Posted December 7, 2009
This past Thursday the IRS auctioned off a large land parcel owned by the Crow River Sioux to pay off more than $3 million in back payroll taxes, penalties and interest — a sale the tribe says is illegal.
The tribe has failed to win a temporary restraining order last week, so the land has been auctioned. The tribe now has 180 days to purchase the land back, with interest. The tribe continues to fight the sale through court appeals. Mario Gonzalez, the tribe’s lawyer said “this is the only instance that I know of where the IRS has levied on tribally owned land on an Indian reservation.
Many residents of Crow Creek and of other tribes of North America are now holding a spiritual vigil on the land. This “Hemblaca” (Fast and Pray) is to make the statement that “Sioux land is not for sale!” The chief is reportedly young but “very traditional” leader, dedicated to prolonged fasting and prayer despite the bitter cold of north-central South Dakota.
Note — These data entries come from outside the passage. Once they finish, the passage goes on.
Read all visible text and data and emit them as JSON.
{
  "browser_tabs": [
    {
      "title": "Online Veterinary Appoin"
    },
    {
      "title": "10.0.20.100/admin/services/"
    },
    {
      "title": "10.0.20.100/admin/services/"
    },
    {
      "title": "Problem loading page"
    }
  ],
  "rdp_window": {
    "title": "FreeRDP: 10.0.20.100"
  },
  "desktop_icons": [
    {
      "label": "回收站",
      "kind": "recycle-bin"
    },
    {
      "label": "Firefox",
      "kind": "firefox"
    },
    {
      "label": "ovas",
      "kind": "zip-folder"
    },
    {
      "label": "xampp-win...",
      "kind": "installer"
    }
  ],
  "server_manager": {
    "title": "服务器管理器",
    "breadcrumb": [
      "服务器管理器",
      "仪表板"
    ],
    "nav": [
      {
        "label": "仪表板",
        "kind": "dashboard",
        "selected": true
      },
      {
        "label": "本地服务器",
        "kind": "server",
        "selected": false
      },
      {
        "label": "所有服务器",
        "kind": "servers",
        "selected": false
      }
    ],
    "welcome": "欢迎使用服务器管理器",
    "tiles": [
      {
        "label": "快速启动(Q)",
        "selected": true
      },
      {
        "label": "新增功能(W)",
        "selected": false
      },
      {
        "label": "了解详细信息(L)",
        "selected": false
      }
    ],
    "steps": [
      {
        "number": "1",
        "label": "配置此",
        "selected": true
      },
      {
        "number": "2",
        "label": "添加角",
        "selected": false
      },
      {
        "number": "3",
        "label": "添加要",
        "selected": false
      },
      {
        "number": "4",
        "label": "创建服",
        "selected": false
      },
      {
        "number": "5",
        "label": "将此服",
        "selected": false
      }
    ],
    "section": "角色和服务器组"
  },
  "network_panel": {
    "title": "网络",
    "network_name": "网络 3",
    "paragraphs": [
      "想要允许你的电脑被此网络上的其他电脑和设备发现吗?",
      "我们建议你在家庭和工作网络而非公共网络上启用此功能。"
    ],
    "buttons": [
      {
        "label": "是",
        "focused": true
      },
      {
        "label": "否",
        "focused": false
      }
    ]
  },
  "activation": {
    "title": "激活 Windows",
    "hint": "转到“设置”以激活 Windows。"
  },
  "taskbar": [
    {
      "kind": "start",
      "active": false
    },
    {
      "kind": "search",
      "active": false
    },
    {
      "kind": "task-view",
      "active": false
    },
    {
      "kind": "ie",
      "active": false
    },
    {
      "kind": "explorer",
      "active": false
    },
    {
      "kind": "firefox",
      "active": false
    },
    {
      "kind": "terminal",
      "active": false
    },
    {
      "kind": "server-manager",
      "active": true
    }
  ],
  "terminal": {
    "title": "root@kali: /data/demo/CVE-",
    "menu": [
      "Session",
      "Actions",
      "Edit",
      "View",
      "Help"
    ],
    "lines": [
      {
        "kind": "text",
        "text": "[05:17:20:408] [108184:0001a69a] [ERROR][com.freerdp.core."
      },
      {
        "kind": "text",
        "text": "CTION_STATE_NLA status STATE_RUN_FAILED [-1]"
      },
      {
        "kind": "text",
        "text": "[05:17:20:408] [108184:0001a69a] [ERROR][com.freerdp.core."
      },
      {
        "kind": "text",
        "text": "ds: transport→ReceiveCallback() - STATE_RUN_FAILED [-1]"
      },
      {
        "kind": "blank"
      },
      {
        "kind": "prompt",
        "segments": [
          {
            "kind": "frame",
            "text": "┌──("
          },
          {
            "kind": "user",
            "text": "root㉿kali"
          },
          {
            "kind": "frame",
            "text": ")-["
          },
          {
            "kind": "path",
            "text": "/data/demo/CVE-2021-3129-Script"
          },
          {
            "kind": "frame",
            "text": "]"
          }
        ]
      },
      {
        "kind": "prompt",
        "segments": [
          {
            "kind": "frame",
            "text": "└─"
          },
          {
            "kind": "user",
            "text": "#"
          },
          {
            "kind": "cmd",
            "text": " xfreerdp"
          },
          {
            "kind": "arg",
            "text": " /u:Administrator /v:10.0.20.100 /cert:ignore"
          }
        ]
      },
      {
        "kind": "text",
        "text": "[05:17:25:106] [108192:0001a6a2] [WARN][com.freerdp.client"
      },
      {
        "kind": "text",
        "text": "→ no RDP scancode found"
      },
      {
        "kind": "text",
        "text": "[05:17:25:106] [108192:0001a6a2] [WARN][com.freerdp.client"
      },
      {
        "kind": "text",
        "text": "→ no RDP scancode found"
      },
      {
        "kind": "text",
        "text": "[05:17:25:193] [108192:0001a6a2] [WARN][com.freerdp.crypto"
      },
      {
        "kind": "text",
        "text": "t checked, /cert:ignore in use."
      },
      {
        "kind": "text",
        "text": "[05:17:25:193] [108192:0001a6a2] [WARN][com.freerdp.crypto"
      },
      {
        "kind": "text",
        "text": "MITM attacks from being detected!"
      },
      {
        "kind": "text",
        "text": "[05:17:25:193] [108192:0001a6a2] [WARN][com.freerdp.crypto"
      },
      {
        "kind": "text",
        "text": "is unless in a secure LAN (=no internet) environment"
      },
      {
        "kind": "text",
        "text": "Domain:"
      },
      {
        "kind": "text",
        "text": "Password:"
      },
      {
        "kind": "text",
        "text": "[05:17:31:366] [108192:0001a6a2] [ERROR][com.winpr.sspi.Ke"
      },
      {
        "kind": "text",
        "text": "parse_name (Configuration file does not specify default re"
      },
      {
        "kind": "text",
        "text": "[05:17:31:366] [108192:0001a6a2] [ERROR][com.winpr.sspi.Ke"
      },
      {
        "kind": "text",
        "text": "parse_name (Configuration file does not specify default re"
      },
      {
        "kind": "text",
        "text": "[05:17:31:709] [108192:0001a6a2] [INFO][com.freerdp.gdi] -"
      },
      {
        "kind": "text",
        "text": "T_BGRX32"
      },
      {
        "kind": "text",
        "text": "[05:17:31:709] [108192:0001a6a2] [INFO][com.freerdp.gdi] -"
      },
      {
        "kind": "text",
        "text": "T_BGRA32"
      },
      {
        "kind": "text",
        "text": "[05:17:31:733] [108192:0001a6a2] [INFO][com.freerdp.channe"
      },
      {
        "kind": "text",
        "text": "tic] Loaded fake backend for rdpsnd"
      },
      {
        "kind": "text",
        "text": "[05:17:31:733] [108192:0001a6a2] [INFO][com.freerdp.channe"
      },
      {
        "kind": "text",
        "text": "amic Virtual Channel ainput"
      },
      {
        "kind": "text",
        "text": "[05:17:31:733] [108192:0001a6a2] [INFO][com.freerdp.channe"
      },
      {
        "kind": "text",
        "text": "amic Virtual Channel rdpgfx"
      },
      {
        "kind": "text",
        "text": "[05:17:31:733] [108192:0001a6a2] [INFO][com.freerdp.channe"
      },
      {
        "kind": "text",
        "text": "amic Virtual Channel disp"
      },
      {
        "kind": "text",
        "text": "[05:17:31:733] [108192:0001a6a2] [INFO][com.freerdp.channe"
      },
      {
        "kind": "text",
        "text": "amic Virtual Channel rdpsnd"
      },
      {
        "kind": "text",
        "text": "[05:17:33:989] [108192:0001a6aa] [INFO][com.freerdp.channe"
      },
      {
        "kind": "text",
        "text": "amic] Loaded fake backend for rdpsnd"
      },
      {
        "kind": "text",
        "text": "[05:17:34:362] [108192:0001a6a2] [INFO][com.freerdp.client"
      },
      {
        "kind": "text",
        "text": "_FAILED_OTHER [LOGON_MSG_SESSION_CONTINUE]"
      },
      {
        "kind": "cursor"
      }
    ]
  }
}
The encampment was planned to start as I am writing this: today, December 7 at Noon. The tribe is calling for public support. Supporters can send their solidarity messages via KingmanWapato@rushmore.com A Wells Fargo account is being set up for donations (information forthcoming).
The land in question was part of the tribe’s original reservation established in an 1868 treaty, and was held by the federal government in a trust for the tribe. But in the era of the Dawes Act was allotted to individual tribal members, who then sold it to non-Indians. The allotment system under the Dawes Act is widely known to have been manipulated to deprive the Native Americans of their lands and resources. The tribe purchased the land back, but the Bureau of Indian Affairs failed to put the land back into trust, which would have afforded legal protection against the seizure.